New Harbor outreach
Science group teams with numerous organizations for education from the field
Posted October 10, 2008
Stephen Pekar’s science team can expect to put in long, cold days as it slowly crawls across the sea ice to image ancient sediments for the ANDRILL project .
But the members of the Offshore New Harbor project will also fill a busy schedule with an ambitious and expansive education and outreach program. The expedition is collaborating with about 10 educational organizations that will include live videoconferences to schools around the world, as well as blogs and Web casts.
“I feel very fortunate to have all of these organizations working with us,” Pekar said.
Two of Pekar’s students, Howard Koss and Andrea Balbas will participate in the ongoing Ice Stories project supported by the Exploratorium, a San Francisco-based science museum , by providing field reports with video and photos. The Global Nomads Group , an international organization that creates interactive educational programs for students about global issues, will work with ANDRILL’s outreach program on live videoconferences.
The expedition will also collect real-time weather data from its field camp and post the information on the Global Learning and Observations to Benefit the Environment (GLOBE) Web site . GLOBE is a science education program partly supported by the National Science Foundation.
In addition, Pekar has invited a Harlem middle school teacher from Promise Academy , a public charter school, to join the team on the Ice. “I was looking to recruit a teacher from an inner city school. I think diversity is nice,” Pekar said.
The teacher, Shakira Brown, worked as a biologist and was a Fulbright scholar, according to Pekar. “She was somebody who already had a passion for the sciences and already understood the language of science, even if she wasn’t a geologist per se, and she is simply a dynamic teacher.”

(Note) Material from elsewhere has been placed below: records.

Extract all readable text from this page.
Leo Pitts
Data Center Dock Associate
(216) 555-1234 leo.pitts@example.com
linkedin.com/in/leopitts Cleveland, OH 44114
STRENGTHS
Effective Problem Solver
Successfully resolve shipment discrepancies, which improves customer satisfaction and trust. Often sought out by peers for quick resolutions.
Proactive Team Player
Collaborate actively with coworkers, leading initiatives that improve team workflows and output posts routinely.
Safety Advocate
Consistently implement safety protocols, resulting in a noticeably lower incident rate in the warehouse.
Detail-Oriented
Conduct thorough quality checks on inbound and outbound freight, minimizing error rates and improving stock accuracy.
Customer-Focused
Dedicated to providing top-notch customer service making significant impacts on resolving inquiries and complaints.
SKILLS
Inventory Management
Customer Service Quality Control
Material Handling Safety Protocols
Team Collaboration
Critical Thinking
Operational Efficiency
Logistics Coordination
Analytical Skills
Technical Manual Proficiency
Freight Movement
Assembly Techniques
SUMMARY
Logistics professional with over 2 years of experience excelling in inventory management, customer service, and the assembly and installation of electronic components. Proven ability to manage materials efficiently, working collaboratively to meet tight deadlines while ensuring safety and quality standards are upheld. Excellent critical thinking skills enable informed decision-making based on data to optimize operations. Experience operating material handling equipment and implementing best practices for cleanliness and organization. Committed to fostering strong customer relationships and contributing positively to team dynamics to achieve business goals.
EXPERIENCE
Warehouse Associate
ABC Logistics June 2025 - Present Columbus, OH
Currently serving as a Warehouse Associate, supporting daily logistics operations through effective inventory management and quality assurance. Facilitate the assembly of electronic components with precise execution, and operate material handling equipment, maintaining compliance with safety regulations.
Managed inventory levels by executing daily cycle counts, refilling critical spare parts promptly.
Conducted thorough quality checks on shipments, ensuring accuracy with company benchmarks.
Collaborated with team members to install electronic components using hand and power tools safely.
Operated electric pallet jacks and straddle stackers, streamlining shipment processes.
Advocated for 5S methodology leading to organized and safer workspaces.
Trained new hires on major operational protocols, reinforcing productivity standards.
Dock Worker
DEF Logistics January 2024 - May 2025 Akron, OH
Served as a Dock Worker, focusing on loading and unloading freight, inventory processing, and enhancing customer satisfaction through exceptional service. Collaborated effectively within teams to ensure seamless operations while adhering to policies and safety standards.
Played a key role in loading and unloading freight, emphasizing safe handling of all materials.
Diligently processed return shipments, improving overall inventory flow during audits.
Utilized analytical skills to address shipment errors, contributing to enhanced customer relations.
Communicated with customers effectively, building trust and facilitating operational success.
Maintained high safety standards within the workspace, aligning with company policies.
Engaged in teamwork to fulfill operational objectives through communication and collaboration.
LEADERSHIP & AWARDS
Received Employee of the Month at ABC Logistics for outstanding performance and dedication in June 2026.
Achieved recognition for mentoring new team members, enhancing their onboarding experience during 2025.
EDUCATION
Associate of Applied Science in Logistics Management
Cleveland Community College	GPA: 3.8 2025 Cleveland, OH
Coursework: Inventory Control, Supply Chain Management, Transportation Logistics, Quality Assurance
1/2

The Promise Academy is part of the Harlem Children’s Zone , a community-based not-for-profit that offers education, social services and community-building programs to children and families in Central Harlem.
Brown said she plans to teach her students — along with dozens of others through the Urban Science Corps , a NASA -affiliated, nationwide after-school program she is helping to develop — with lessons live from Antarctica via the video conferences and blogs.
“I’m a young African-American teacher who came from a public school education, from an urban environment,” Brown told the New York Times in an interview . “My mom made less than $30,000 a year, and she raised me and four brothers. Now I’m in a position to empower all these people to have the same path that I was on.”